Protection of attorney-client privileged correspondence is an important issue. Generally, once a request for information is received, the investment adviser should ask its outside counsel to review copies of information proposed to be delivered to the SEC to determine if any of the information is protected by the attorney-client privilege. Not all of that information has to be provided to the SEC and counsel should be brought into help make that determination. A way to help to narrow the amount of the correspondence that may have to be forwarded to the SEC is to train the investment adviser’s personnel to identify and label e-mail correspondence that should be treated as privileged information.

Investment advisory firms should have a system in place to sample e-mail correspondence to determine if certain persons of the firm are more likely than others to be involved in illegal or questionable activity. The mere fact that all personnel of the firm understand that the compliance department monitors e-mail traffic, in and itself, has a positive compliance effect. The SEC has repeatedly promised to provide more guidance on e-mail retention for investment advisers. That guidance has not been provided and the SEC has given investment advisors no reason to expect that the guidance will be provided any time soon.

Footnotes

1. Commission Guidance Regarding Client Commission Practices Under Section 28(e) of the Securities Exchange Act of 1934, Exchange Act Release No. 54165 (July 18, 2006) (the "2006 Release")

2. Interpretations of Section 28(e) of the Securities Exchange Act of 1934: Use of Commission Payments by Fiduciaries, Exchange Act Release No. 12251 (Mar. 24, 1976) (the "1976 Release"), Securities: Brokerage and Research Services, Exchange Act Release No. 23170, 51 Fed. Reg. 16,004, 1986 WL 630442 (Apr. 30, 1986) (the "1986 Release") and Commission Guidance on the Scope of Section 28(e) of the Exchange Act, Exchange Act Release No. 45,194, 67 Fed. Reg. 6, 6 (Jan. 2, 2002) (the "2001 Release").

3. "Research", includes, but is not limited to traditional research reports, discussions with research analysts, meetings with corporate executives to receive oral reports on a company’s performance, seminars and conferences that provide substantive content related to issuers, industries and securities, software providing securities portfolio analysis, corporate governance research services to the extent that they reflect the expression of reasoning or knowledge. In addition, market research, market data, and proxy services may be research for purposes of the Section 28(e) safe harbor, to the extent that they express reasoning or knowledge or otherwise satisfy the standards for eligible research. The SEC does not consider research to include, among other things, massmarketed publications (which the SEC considers to be overhead expenses), or products and services that are tangible (such as telephone lines, office furniture, and travel expenses).

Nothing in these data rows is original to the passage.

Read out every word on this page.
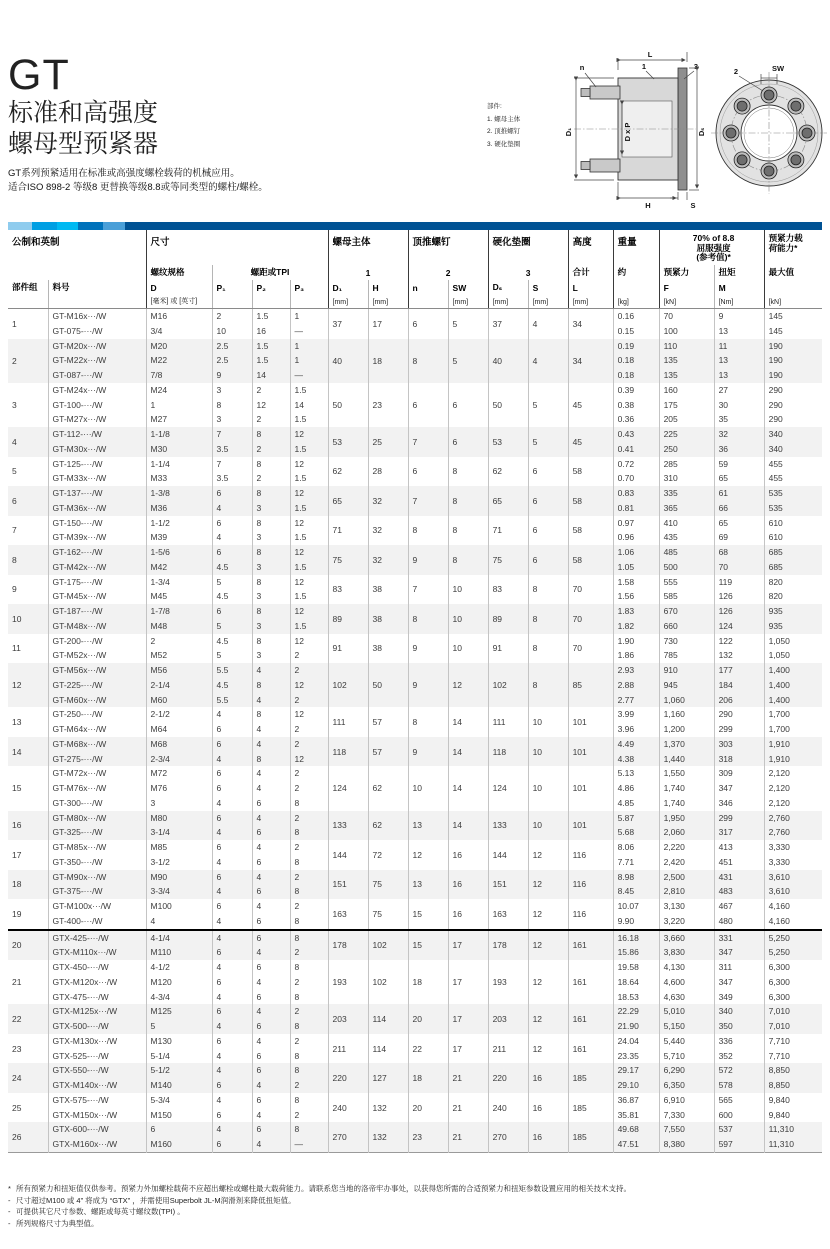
GT
标准和高强度
螺母型预紧器
GT系列预紧适用在标准或高强度螺栓载荷的机械应用。
适合ISO 898-2 等级8 更替换等级8.8或等同类型的螺柱/螺栓。
部件:
1. 螺母主体
2. 顶推螺钉
3. 硬化垫圈
L
n	1	3
D₁	D x P	Dₛ
H	S
2	SW
公制和英制	尺寸	螺母主体	顶推螺钉	硬化垫圈	高度	重量	70% of 8.8
屈服强度
(参考值)*

预紧力载
荷能力*

		螺纹规格	螺距或TPI			1		2		3		合计	约	预紧力	扭矩	最大值
部件组	料号	D	P₁	P₂	P₃	D₁	H	n	SW	Dₛ	S	L		F	M	
		[毫米] 或 [英寸]				[mm]	[mm]		[mm]	[mm]	[mm]	[mm]	[kg]	[kN]	[Nm]	[kN]
1	GT-M16x···/W	M16	2	1.5	1	37	17	6	5	37	4	34	0.16	70	9	145
	GT-075-···/W	3/4	10	16	—								0.15	100	13	145
2	GT-M20x···/W	M20	2.5	1.5	1	40	18	8	5	40	4	34	0.19	110	11	190
	GT-M22x···/W	M22	2.5	1.5	1								0.18	135	13	190
	GT-087-···/W	7/8	9	14	—								0.18	135	13	190
3	GT-M24x···/W	M24	3	2	1.5	50	23	6	6	50	5	45	0.39	160	27	290
	GT-100-···/W	1	8	12	14								0.38	175	30	290
	GT-M27x···/W	M27	3	2	1.5								0.36	205	35	290
4	GT-112-···/W	1-1/8	7	8	12	53	25	7	6	53	5	45	0.43	225	32	340
	GT-M30x···/W	M30	3.5	2	1.5								0.41	250	36	340
5	GT-125-···/W	1-1/4	7	8	12	62	28	6	8	62	6	58	0.72	285	59	455
	GT-M33x···/W	M33	3.5	2	1.5								0.70	310	65	455
6	GT-137-···/W	1-3/8	6	8	12	65	32	7	8	65	6	58	0.83	335	61	535
	GT-M36x···/W	M36	4	3	1.5								0.81	365	66	535
7	GT-150-···/W	1-1/2	6	8	12	71	32	8	8	71	6	58	0.97	410	65	610
	GT-M39x···/W	M39	4	3	1.5								0.96	435	69	610
8	GT-162-···/W	1-5/6	6	8	12	75	32	9	8	75	6	58	1.06	485	68	685
	GT-M42x···/W	M42	4.5	3	1.5								1.05	500	70	685
9	GT-175-···/W	1-3/4	5	8	12	83	38	7	10	83	8	70	1.58	555	119	820
	GT-M45x···/W	M45	4.5	3	1.5								1.56	585	126	820
10	GT-187-···/W	1-7/8	6	8	12	89	38	8	10	89	8	70	1.83	670	126	935
	GT-M48x···/W	M48	5	3	1.5								1.82	660	124	935
11	GT-200-···/W	2	4.5	8	12	91	38	9	10	91	8	70	1.90	730	122	1,050
	GT-M52x···/W	M52	5	3	2								1.86	785	132	1,050
12	GT-M56x···/W	M56	5.5	4	2	102	50	9	12	102	8	85	2.93	910	177	1,400
	GT-225-···/W	2-1/4	4.5	8	12								2.88	945	184	1,400
	GT-M60x···/W	M60	5.5	4	2								2.77	1,060	206	1,400
13	GT-250-···/W	2-1/2	4	8	12	111	57	8	14	111	10	101	3.99	1,160	290	1,700
	GT-M64x···/W	M64	6	4	2								3.96	1,200	299	1,700
14	GT-M68x···/W	M68	6	4	2	118	57	9	14	118	10	101	4.49	1,370	303	1,910
	GT-275-···/W	2-3/4	4	8	12								4.38	1,440	318	1,910
15	GT-M72x···/W	M72	6	4	2	124	62	10	14	124	10	101	5.13	1,550	309	2,120
	GT-M76x···/W	M76	6	4	2								4.86	1,740	347	2,120
	GT-300-···/W	3	4	6	8								4.85	1,740	346	2,120
16	GT-M80x···/W	M80	6	4	2	133	62	13	14	133	10	101	5.87	1,950	299	2,760
	GT-325-···/W	3-1/4	4	6	8								5.68	2,060	317	2,760
17	GT-M85x···/W	M85	6	4	2	144	72	12	16	144	12	116	8.06	2,220	413	3,330
	GT-350-···/W	3-1/2	4	6	8								7.71	2,420	451	3,330
18	GT-M90x···/W	M90	6	4	2	151	75	13	16	151	12	116	8.98	2,500	431	3,610
	GT-375-···/W	3-3/4	4	6	8								8.45	2,810	483	3,610
19	GT-M100x···/W	M100	6	4	2	163	75	15	16	163	12	116	10.07	3,130	467	4,160
	GT-400-···/W	4	4	6	8								9.90	3,220	480	4,160
20	GTX-425-···/W	4-1/4	4	6	8	178	102	15	17	178	12	161	16.18	3,660	331	5,250
	GTX-M110x···/W	M110	6	4	2								15.86	3,830	347	5,250
21	GTX-450-···/W	4-1/2	4	6	8	193	102	18	17	193	12	161	19.58	4,130	311	6,300
	GTX-M120x···/W	M120	6	4	2								18.64	4,600	347	6,300
	GTX-475-···/W	4-3/4	4	6	8								18.53	4,630	349	6,300
22	GTX-M125x···/W	M125	6	4	2	203	114	20	17	203	12	161	22.29	5,010	340	7,010
	GTX-500-···/W	5	4	6	8								21.90	5,150	350	7,010
23	GTX-M130x···/W	M130	6	4	2	211	114	22	17	211	12	161	24.04	5,440	336	7,710
	GTX-525-···/W	5-1/4	4	6	8								23.35	5,710	352	7,710
24	GTX-550-···/W	5-1/2	4	6	8	220	127	18	21	220	16	185	29.17	6,290	572	8,850
	GTX-M140x···/W	M140	6	4	2								29.10	6,350	578	8,850
25	GTX-575-···/W	5-3/4	4	6	8	240	132	20	21	240	16	185	36.87	6,910	565	9,840
	GTX-M150x···/W	M150	6	4	2								35.81	7,330	600	9,840
26	GTX-600-···/W	6	4	6	8	270	132	23	21	270	16	185	49.68	7,550	537	11,310
	GTX-M160x···/W	M160	6	4	—								47.51	8,380	597	11,310
* 所有预紧力和扭矩值仅供参考。预紧力外加螺栓载荷不应超出螺栓或螺柱最大载荷能力。请联系您当地的洛帝牢办事处，以获得您所需的合适预紧力和扭矩参数设置应用的相关技术支持。
- 尺寸超过M100 或 4” 将成为 “GTX” ，并需使用Superbolt JL-M润滑剂来降低扭矩值。
- 可提供其它尺寸参数、螺距或每英寸螺纹数(TPI) 。
- 所列规格尺寸为典型值。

4. "Brokerage" services include communication services related to the execution, clearing, and settlement of securities transactions and other functions incidental to effecting transactions such as connectivity between money managers and broker-dealers and other related entities (i.e. custodians), and software used to route trades orders to market centers, software providing algorithmic trading strategies, and software used to transmit orders to direct market access ("DMA") systems. Custody services may be brokerage services, to the extent that they involve short term custody and are related to the clearance and settlement of specific transactions; long term custody is not, however, eligible as brokerage services, because long term custody services are post-settlement, relating to long-term maintenance of securities positions. The SEC is clear, however, that providing hardware, such as telephones and computers, is not an eligible brokerage service, even if used to provide a connection to order management services and trading software, and that hardware used in compliance activities is outside the Section 28(e) safe harbor.

The content of this article is intended to provide a general guide to the subject matter. Specialist advice should be sought about your specific circumstances.